Essa via foi inviabilizada pela opção que o PSOL assumiu e reafirmou ao longo do governo do PT, isolando-se, sem apoio popular, valendo-se dos espaços que a mídia direitista lhe concede, quando entende que podem prejudicar o governo.


Virou um partido denuncista, de causas corretas e outras duvidosas. Nem sequer valoriza o imenso processo de democratização social que tem transformado positivamente o Brasil na última década.

Esse fracasso da extrema esquerda hoje é generalizado nos países de governos progressistas – Venezuela, Argentina, Uruguai, Bolívia, Equador -, com desempenhos mais ou menos similares, mas a mesma incapacidade de compreender a natureza do período histórico neoliberal e o papel progressista que tem esses governos. A extrema esquerda terminou tomando como seus inimigos fundamentais esses governos, aliando-se, tácita ou explicitamente, à direita contra eles, abandonando a possibilidade de compor um quadro da esquerda, onde seria a alternativa mais radical. Fica isolada, em posturas denuncistas, sem propostas alternativas. Enquanto que os governos progressistas, a esquerda na era neoliberal, se constituem, em escala mundial, na referência central na luta antineoliberal.”

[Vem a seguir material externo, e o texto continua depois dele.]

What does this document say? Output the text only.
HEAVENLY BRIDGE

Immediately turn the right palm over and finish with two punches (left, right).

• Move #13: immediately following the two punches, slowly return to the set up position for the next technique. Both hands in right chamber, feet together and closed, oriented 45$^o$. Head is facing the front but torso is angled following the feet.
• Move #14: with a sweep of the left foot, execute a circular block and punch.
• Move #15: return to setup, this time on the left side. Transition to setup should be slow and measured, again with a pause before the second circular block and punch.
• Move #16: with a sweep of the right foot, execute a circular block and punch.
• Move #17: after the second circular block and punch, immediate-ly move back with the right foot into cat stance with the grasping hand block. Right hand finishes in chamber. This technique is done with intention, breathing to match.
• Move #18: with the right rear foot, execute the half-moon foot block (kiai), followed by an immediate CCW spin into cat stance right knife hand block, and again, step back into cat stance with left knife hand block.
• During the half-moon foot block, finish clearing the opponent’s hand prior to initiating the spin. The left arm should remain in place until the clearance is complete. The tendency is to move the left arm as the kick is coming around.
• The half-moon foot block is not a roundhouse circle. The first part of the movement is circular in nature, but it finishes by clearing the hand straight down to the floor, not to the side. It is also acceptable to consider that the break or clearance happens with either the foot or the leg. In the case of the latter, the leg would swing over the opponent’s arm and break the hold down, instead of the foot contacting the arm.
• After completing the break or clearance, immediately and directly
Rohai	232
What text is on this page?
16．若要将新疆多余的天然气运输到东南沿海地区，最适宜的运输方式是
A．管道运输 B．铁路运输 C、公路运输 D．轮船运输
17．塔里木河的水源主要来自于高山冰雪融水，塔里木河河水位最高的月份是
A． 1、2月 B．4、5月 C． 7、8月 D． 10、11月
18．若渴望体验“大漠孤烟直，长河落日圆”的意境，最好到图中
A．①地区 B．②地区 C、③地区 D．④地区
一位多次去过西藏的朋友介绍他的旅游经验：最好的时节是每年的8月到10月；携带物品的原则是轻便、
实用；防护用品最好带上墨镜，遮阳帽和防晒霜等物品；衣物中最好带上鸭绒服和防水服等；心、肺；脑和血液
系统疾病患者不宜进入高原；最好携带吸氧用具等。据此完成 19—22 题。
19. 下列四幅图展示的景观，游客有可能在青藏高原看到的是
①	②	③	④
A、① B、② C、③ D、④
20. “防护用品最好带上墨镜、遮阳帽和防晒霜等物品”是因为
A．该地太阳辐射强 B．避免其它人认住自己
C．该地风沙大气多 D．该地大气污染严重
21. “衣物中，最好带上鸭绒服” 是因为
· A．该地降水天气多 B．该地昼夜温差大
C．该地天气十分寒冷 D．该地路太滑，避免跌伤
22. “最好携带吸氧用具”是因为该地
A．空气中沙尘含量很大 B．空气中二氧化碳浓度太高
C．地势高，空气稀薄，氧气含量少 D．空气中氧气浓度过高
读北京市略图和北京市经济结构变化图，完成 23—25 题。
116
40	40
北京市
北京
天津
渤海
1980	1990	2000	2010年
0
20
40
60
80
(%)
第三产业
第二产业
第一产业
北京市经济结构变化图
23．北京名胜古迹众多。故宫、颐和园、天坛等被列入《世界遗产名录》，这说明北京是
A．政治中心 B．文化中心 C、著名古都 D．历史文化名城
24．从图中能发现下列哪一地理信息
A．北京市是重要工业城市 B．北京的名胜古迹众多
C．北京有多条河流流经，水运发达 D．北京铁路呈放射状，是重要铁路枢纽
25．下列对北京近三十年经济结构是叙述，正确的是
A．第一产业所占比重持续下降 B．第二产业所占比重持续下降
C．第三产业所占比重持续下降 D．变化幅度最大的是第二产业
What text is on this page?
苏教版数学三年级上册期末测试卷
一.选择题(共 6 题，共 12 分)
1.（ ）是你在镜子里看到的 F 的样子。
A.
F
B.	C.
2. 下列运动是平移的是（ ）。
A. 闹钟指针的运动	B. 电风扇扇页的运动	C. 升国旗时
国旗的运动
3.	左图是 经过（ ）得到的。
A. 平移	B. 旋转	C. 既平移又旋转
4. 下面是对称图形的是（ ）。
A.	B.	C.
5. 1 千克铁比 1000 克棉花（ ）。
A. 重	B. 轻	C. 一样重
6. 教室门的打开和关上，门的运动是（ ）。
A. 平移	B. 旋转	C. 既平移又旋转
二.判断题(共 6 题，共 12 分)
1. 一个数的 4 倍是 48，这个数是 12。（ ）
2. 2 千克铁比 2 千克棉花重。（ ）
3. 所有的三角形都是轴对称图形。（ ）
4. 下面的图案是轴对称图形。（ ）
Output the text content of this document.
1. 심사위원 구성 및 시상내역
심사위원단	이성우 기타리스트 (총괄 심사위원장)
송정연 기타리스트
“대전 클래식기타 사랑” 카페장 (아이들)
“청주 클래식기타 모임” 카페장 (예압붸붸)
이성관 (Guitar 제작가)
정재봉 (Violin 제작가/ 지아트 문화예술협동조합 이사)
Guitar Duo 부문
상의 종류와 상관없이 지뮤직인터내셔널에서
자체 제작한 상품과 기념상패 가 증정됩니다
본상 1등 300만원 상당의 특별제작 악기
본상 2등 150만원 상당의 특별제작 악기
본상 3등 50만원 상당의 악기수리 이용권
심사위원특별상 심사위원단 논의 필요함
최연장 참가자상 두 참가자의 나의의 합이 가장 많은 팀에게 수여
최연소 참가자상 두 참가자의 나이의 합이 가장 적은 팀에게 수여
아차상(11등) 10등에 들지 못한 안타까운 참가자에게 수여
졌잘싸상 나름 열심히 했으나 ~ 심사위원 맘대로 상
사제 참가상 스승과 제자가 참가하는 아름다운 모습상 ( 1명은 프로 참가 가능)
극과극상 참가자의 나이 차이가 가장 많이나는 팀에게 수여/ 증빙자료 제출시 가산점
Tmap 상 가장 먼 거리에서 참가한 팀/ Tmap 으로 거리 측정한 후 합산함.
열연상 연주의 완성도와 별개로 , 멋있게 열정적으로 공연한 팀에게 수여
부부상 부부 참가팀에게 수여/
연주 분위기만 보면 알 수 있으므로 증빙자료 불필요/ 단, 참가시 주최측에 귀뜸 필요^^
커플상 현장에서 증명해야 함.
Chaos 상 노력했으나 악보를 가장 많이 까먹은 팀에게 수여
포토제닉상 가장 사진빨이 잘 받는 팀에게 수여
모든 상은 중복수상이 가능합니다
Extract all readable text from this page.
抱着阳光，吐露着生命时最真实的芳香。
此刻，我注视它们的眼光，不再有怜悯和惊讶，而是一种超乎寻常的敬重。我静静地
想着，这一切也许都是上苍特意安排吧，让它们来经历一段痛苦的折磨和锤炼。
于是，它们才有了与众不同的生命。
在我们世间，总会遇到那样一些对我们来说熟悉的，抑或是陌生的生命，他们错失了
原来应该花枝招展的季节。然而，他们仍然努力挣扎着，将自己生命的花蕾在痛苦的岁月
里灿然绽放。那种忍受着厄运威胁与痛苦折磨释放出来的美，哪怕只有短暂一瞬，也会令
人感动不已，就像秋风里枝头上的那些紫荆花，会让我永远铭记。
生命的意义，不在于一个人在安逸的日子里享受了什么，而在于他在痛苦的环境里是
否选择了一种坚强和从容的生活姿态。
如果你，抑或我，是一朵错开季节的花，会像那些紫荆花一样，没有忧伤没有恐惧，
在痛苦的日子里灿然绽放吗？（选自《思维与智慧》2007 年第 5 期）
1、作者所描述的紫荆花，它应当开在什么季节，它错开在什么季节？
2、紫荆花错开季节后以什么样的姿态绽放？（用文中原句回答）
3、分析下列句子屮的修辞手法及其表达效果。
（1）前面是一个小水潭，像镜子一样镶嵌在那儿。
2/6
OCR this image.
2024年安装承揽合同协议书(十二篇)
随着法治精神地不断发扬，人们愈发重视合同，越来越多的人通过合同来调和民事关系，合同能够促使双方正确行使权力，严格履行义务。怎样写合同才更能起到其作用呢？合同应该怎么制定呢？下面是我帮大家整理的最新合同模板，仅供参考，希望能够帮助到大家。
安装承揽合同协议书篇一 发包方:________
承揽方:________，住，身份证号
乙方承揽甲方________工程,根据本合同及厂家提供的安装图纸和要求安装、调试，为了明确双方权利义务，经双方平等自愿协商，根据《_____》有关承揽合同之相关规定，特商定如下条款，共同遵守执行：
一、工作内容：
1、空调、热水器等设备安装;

FONTE: escrito pelo cientista político Emir Sader no jornal online “Brasil 247” (http://www.brasil247.com/pt/247/artigos/119856/Por-que-a-extrema-esquerda-fracassou.htm). [Imagem do google, sua legenda e trechos entre colchetes adicionados por este blog 'democracia&política'].

Um comentário:

Edoubar disse...

gostaria de fazer uma correção: a tendência "morenista" era representada no Brasil pela Convergência Socialista" que, saindo do PT, organizou o PSTU. O PSOL conta com quadros oriundos da Democracia Socialista(DS),tendência interna do PT, antes filiada ao SU de Ernest Mandel.